A synod was held at Aosta on 27, 28 and 29 October 1835, after which were published the Synodical Constitutions and Instructions for the diocese. The period was one of significant development of Catholic instruction in the Aosta Valley, notably, for the girls, with the Congregation of the Sisters of St. Joseph and, for the boys, with the Brothers of the Christian Schools. However, Aosta was not immune from the rising tide of church:state rivalry rolling across western Europe, and in 1857 the religious teachers would be replaced by the municipality with secular instructors, the monks and nuns being expelled in 1860.

The Bishop of Aosta found himself in a particularly intense confrontation with one of the cathedral canons, Félix Orsières, an unapologetic proponent of a version of Liberal Catholicism, and the editor of "Feuille d'annonces d'Aoste", the region's first regular news-journal. In 1851 Orsières went public with his views on what a bishop should and should not be permitted to do. Outside the Aosta Valley, Orsières contended, the bishop should not celebrate Mass without first obtaining written permission to do so. A series of further published opinions from Orsières indicated more wide ranging differences. Jourdain reacted to this gratuitous insubordination with the support from his deputy, the vicar-general Jacques-Joseph Jans, who headed up a commission to investigate Orsières. By the end of 1851, Orsières' writings had been added to the Index of Censorship. The dispute rumbled on till 1855 when, threatened with excommunication, Orsières backed down with a written submission, and was accordingly permitted by Jourdain to remain a member of the priesthood.

The conflict involving the liberal Canon Orsières provided a context for another significant event - locally - in which Jourdain became involved was the so-called "3e insurrection des Socques" (loosely: "Third insurrection of the cloggies"). The "cloggies" in question were poor peasants with powerful Christian beliefs who rose up in the face of new taxes and measures deemed anti-clerical - notably the cancellation of certain religiously based celebrations - implemented by the national government under the direction of "Prime minister" Cavour in Turin. Bands of rioters descended on Aosta during 26, 27 and 28 December 1853. On 29 December Bishop André Jourdain agreed to join with the Syndic of Aosta, Bruno Favre, who was considered a liberal, in order to persuade the rioters to return to their homes. However, 532 people were arrested and 78 locked up, while 26 escaped custody. Four priests locked up in the hilltop prison of Fort Bard faced trial but, like most of those arrested, were then acquitted. The liberal press, represented in Aosta by the "Constitutionnel Valdôtain" newspaper which had been published since 1848, took the opportunity to attack the bishop and clergy for allegedly having stirred up the rioters in the first place, and the lawyer Laurent Martinet, who sat as a member of parliament representing the Aosta Valley, communicated these anti-clerical accusations to the parliament in Turin. Jourdain, who was inclined to political conservatism, addressed a letter to the priests and parishioners in 1854 in which he added the "Constitutionnel Valdôtain" and the writings of Canon Orsières to the banned list.

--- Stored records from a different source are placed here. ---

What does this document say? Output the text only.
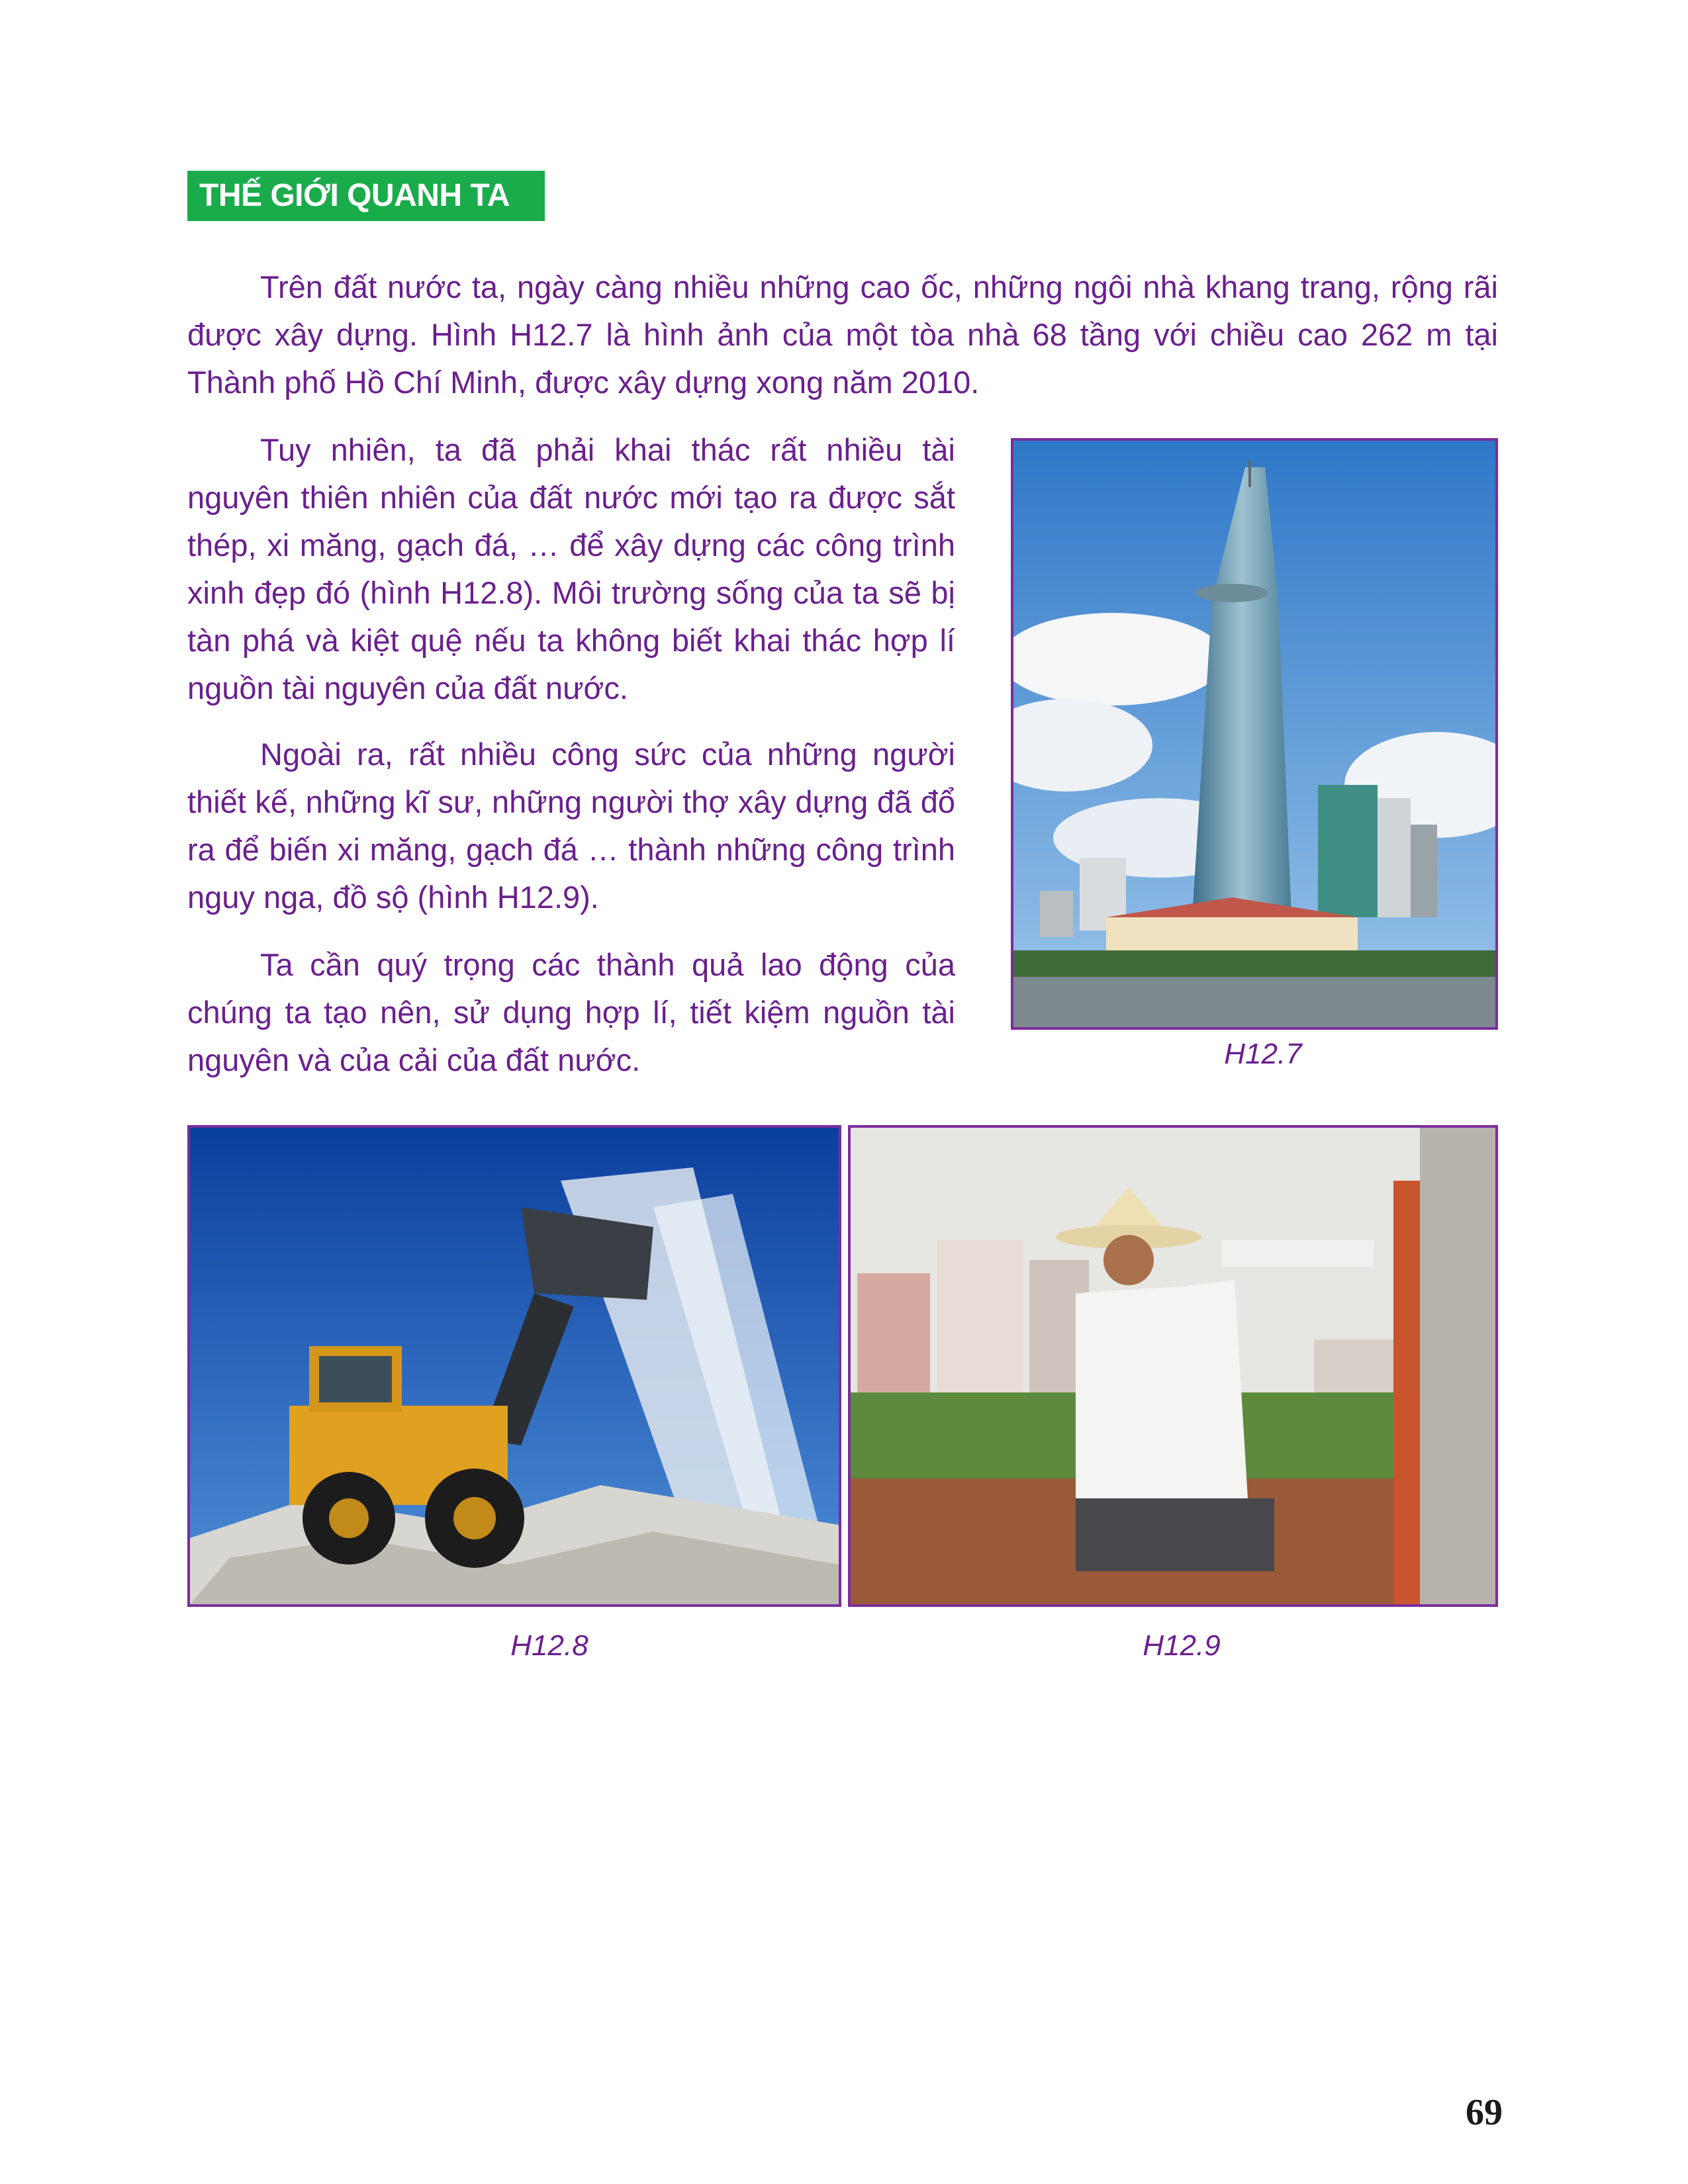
THẾ GIỚI QUANH TA

Trên đất nước ta, ngày càng nhiều những cao ốc, những ngôi nhà khang trang, rộng rãi được xây dựng. Hình H12.7 là hình ảnh của một tòa nhà 68 tầng với chiều cao 262 m tại Thành phố Hồ Chí Minh, được xây dựng xong năm 2010.

Tuy nhiên, ta đã phải khai thác rất nhiều tài nguyên thiên nhiên của đất nước mới tạo ra được sắt thép, xi măng, gạch đá, … để xây dựng các công trình xinh đẹp đó (hình H12.8). Môi trường sống của ta sẽ bị tàn phá và kiệt quệ nếu ta không biết khai thác hợp lí nguồn tài nguyên của đất nước.

Ngoài ra, rất nhiều công sức của những người thiết kế, những kĩ sư, những người thợ xây dựng đã đổ ra để biến xi măng, gạch đá … thành những công trình nguy nga, đồ sộ (hình H12.9).

Ta cần quý trọng các thành quả lao động của chúng ta tạo nên, sử dụng hợp lí, tiết kiệm nguồn tài nguyên và của cải của đất nước.	H12.7
H12.8	H12.9
69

André Jourdain died at Aosta on 28 May 1859. After he died the tensions arising between the king, his "Prime minister" and the Holy See in the aftermath of the 1859 war made it impossible for a successor bishop to be appointed for another seven years. Until 1867 the diocese was administered by the "vicaire capitulaire" (and future bishop) Jacques-Joseph Jans.